ORE got a membership bump in 2012 when it joined with Reach Service Exchange Network, a time bank in Central Vermont with a focus on elders and those with disabilities. Kralik said ORE is getting about 15-20 new members per month and members exchange over 350 hours a month, making it the largest time bank in the state. The demographic of the group is also changing.

"Before it was more middle-aged and elderly, but the membership is getting increasingly younger,” Kralik said. “I think it’s very encouraging. The younger members are just really enthusiastic about things changing.”

Membership dues are based on a sliding scale for individual, household and organization memberships. Membership fees go to pay rent and toward the expense of using Community Weaver, the computer software that runs the exchange. ORE also holds fundraising events, applies for grants and asks for donations. ORE received a $1,000 Seed grant from the New England Grassroots Environment Fund in 2013.

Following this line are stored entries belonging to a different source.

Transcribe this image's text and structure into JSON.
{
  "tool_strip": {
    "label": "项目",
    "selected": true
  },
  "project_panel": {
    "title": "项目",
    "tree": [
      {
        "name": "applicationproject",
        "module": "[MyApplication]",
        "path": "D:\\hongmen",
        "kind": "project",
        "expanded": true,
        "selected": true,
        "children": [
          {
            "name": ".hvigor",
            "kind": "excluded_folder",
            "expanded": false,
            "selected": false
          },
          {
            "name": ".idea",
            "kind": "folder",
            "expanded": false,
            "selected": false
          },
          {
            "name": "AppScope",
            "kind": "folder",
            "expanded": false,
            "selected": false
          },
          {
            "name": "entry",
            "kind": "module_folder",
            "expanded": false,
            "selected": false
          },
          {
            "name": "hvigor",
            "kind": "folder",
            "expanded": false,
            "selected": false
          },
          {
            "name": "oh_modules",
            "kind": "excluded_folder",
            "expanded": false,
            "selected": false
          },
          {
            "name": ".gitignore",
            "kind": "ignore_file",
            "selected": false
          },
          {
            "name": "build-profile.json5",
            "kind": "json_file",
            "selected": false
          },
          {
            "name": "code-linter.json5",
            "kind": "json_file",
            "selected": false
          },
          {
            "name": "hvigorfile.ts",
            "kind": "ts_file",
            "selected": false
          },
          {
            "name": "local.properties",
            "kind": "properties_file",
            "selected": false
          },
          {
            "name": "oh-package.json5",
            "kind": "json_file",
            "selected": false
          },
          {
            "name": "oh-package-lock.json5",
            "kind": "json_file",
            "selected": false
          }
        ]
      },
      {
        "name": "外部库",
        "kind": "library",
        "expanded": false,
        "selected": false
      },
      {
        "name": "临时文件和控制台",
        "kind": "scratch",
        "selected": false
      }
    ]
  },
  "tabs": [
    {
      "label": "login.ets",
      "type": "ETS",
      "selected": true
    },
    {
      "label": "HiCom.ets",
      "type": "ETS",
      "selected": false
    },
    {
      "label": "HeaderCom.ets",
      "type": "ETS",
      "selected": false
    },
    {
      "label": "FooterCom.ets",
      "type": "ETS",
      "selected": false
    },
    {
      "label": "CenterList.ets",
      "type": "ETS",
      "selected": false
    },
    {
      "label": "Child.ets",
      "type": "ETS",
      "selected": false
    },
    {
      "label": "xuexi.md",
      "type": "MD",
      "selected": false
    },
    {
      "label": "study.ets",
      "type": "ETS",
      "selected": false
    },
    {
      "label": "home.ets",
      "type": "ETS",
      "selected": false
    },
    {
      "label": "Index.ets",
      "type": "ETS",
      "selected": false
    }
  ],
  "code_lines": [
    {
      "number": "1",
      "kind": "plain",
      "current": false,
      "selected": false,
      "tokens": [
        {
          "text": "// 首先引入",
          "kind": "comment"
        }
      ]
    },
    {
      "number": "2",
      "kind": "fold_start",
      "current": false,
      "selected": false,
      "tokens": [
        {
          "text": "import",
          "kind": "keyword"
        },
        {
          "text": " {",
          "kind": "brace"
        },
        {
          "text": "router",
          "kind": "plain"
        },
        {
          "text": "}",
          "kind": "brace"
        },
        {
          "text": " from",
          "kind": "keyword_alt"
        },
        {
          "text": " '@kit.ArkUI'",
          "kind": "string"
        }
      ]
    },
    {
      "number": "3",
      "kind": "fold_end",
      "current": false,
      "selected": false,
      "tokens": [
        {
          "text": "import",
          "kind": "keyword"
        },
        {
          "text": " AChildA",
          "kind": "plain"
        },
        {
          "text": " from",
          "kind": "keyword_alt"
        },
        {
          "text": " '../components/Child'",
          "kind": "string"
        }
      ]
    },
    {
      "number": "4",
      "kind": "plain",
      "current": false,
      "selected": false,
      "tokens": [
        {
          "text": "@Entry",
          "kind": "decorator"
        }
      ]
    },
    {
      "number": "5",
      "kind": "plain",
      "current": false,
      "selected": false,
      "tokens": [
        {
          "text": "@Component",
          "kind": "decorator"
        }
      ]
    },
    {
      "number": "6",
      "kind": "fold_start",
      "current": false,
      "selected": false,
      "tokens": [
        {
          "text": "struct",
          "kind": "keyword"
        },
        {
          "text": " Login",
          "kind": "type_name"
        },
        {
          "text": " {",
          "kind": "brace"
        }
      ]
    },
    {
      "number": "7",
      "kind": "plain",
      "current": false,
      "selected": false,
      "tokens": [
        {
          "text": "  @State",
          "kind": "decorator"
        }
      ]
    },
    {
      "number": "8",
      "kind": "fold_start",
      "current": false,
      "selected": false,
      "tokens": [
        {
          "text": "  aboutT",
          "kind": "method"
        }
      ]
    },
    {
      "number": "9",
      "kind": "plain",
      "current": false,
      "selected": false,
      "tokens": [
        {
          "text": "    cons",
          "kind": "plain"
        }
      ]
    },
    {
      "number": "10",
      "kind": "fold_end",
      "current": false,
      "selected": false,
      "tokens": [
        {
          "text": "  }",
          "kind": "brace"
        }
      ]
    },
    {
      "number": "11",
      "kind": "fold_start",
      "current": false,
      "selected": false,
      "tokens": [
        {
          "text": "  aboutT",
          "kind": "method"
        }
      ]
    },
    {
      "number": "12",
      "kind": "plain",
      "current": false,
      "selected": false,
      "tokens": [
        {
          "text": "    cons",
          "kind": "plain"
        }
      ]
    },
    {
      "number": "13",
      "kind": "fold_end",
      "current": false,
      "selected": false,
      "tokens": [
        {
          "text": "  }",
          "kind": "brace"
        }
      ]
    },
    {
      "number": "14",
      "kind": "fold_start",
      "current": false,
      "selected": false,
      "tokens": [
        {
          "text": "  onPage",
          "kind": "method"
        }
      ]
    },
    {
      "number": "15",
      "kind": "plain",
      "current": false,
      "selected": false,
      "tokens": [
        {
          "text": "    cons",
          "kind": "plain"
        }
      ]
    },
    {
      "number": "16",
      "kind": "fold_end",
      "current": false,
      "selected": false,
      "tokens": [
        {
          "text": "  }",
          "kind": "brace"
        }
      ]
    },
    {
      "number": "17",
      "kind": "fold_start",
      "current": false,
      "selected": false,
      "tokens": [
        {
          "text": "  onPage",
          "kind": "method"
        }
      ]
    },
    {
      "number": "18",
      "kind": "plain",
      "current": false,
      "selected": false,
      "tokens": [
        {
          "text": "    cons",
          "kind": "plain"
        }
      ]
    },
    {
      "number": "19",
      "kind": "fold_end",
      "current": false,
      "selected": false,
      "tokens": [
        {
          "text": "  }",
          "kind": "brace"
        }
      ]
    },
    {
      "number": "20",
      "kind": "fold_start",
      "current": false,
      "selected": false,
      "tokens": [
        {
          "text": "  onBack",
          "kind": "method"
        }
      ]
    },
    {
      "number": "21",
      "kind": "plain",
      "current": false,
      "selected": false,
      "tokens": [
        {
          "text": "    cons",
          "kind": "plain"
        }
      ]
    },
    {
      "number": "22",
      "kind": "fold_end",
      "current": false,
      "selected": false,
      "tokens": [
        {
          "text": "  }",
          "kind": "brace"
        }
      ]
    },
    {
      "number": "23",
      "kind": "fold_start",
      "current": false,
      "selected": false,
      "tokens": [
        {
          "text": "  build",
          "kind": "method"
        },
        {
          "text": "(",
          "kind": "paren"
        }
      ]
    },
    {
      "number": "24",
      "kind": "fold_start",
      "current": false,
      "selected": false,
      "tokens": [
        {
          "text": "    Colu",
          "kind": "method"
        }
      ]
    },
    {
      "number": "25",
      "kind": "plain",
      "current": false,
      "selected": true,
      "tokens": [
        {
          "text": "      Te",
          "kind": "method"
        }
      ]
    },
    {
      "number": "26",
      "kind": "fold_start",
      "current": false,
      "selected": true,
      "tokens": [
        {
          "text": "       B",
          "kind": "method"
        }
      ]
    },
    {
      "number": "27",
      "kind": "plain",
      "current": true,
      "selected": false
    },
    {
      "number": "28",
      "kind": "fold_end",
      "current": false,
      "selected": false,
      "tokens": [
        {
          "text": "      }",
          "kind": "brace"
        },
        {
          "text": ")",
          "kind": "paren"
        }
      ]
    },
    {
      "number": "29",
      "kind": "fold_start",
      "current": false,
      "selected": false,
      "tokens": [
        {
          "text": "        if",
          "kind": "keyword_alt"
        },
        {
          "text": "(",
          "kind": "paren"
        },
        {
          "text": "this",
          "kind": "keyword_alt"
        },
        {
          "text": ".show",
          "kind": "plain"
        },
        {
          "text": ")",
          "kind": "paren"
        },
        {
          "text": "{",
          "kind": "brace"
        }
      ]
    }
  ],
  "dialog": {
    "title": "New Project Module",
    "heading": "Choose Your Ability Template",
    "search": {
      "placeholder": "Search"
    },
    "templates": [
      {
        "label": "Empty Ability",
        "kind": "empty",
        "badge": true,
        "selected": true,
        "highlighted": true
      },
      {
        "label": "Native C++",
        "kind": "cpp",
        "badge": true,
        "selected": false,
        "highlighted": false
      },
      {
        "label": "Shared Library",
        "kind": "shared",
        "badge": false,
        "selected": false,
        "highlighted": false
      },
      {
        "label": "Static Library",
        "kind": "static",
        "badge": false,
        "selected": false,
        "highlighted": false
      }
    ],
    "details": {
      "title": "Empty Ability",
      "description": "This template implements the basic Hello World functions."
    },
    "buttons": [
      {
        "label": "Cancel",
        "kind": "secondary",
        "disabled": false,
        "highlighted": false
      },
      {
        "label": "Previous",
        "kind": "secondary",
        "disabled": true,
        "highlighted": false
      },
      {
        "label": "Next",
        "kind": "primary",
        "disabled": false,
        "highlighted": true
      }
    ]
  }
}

Vermont Center for Integrated Herbalism recently joined ORE as an organizational member, which will be offering herbal consultations using time banking hours. VCIH also received a NEGEF Seed grant in June in order to build a 240-square foot herbal display garden in Montpelier. The non-profit believes “herbal medicine has the power not only to heal the individual, but also to address the broad dysfunctions in our culture that have at their root a deep disconnection from Nature.”

Like the Brattleboro Time Trade in Southern Vermont, ORE is finding ways to branch out into the environmental and energy arenas. ORE was awarded an $8,150 grant award from Efficiency Vermont in May to install energy efficiency measures in a minimum of 40 households, to expand a lending library of efficiency tools and weatherization materials, and to host educational workshops in Montpelier and surrounding towns.

"If the current members are really engaged and enjoying what the Onion River Exchange has to offer, then they tell other members,” Kralik said. “In the Onion River Exchange, we’re not just individuals. We also include businesses and organizations. Besides membership satisfaction, we want to really encourage successful partnerships.”